Today’s post is an excerpt from the Worship FAQ “How do congregations recognize secular occasions and holidays in the liturgy?” The complete FAQ is available here.


A General Approach to Holidays

Lutheran worship ordinarily focuses on an ecumenically shared pattern of scripture readings (a lectionary) and prayer that is shaped according to seasons and days of the church year. This means that occasions of a secular origin will not ordinarily dominate the primary weekly services of a congregation. Yet there are many ways in which secular occasions may be acknowledged in the liturgy without their becoming the exclusive focus of the day. Oftentimes a secular occasion may provide an opportunity for preachers to illustrate how faith is active in the midst of our daily routines and commitments. Such occasions may also be opportunities to extend a congregation’s ministry of prayer.


Incorporating Secular Concerns into the Prayers

People who are responsible for leading prayers of the congregation (oftentimes a lay assisting minister, or perhaps a pastor), rightly prepare for that task by looking not only to the scripture readings that will be used at a given service, but also to calendars that list secular holidays as well as special community observances. Mother’s Day, Father’s Day, high school graduations, and national holidays (Memorial Day, Independence Day, Veteran’s Day) are all examples of occasions that can be reflected in the congregation’s prayer petitions. Here is where the liturgy readily provides a natural opportunity for these occasions to be recognized, without them necessarily becoming the focus for an entire service.

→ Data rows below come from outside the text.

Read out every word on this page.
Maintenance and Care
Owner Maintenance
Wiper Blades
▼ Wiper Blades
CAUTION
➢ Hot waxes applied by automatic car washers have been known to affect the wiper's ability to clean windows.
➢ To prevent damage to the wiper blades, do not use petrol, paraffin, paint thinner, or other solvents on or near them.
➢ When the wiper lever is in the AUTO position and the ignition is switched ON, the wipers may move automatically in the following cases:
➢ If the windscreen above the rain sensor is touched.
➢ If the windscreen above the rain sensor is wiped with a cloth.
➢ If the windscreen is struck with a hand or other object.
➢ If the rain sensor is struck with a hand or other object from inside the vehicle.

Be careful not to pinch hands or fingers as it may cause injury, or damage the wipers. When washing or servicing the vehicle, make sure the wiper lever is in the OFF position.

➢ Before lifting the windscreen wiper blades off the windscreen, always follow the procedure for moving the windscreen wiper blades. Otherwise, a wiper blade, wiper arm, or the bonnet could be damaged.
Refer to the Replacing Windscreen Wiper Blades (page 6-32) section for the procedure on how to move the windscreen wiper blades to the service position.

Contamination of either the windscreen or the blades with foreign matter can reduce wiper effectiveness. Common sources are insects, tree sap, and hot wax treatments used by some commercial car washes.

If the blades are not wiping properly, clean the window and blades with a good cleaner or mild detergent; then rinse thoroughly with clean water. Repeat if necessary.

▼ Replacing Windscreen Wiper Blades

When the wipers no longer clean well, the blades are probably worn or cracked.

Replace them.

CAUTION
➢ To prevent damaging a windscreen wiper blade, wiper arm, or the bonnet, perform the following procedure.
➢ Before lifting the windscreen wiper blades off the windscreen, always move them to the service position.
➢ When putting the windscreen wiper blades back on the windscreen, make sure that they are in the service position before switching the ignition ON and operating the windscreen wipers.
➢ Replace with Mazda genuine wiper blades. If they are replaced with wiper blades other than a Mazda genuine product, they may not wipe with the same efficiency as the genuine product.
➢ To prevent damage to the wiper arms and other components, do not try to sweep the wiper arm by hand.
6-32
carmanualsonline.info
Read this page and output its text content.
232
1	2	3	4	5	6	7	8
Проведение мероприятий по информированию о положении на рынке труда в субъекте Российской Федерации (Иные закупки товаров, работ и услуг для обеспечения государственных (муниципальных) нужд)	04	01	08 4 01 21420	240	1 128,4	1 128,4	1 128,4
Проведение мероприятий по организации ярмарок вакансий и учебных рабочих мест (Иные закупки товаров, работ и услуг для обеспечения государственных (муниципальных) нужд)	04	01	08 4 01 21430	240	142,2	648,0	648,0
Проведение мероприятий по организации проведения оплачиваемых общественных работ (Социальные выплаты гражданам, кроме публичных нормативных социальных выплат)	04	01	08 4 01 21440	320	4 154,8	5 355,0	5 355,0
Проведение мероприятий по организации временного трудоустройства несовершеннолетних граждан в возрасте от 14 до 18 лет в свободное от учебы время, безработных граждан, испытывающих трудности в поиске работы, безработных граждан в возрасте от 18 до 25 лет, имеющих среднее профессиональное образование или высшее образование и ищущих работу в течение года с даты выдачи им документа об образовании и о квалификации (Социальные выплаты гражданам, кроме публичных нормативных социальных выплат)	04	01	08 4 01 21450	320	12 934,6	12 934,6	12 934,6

While worship leaders may be eager to celebrate those occasions that have wide acceptance within the larger culture, they will also want to take care that these occasions are not used to divide the worshiping assembly inappropriately. Not everyone at worship on a given day will be part of the group that is recognized. It’s not just fathers who worship on Father’s Day (there may in fact be quite a number of men in attendance who are not fathers). Not all worshipers at services close to Independence Day will share a similar patriotic enthusiasm, though prayers for the country and for careful exercise of freedom will certainly be appropriate. Worship leaders who are sensitive to the fact that some worshipers will expect to have their favorite occasions honored, while other worshipers may be uncomfortable at these times, will help both types of people by acknowledging the occasion in modest ways, yet without departing from the church’s own liturgy and calendar at these times.

Recognizing Groups within the Assembly

While mention in the prayers of the church is a significant way to include a variety of occasions and secular holidays, there may be other ways to honor people within the assembly. Some congregations may present special gifts to people on various occasions (perhaps flowers for mothers on Mother’s Day, or a book for graduates), an action that is probably best handled quite simply before the service as people gather, or during a time of fellowship that follows the service. In this manner undue attention is not placed on those who do not represent certain cultural norms (for example, women who have never been mothers or whose children have died, or those who have not graduated from school). If mention is made of these days in preaching or otherwise, it will be helpful to note that people live out their vocations as parents, students, veterans, etc, in various faithful ways.


Primary worship resources of the church suggest a number of occasions for which readings and prayers might be included to recognize various secular holidays and other events in people’s lives (see in particular the list of occasions in Evangelical Lutheran Worship, pp. 61-63; and the many different occasions for prayer given in Evangelical Lutheran Worship: Occasional Services for the Assembly and Evangelical Lutheran Worship: Pastoral Care (such as prayers/readings at the birth of a child, adoption, vocation in daily life, birthday, separation or divorce and blessing for a home).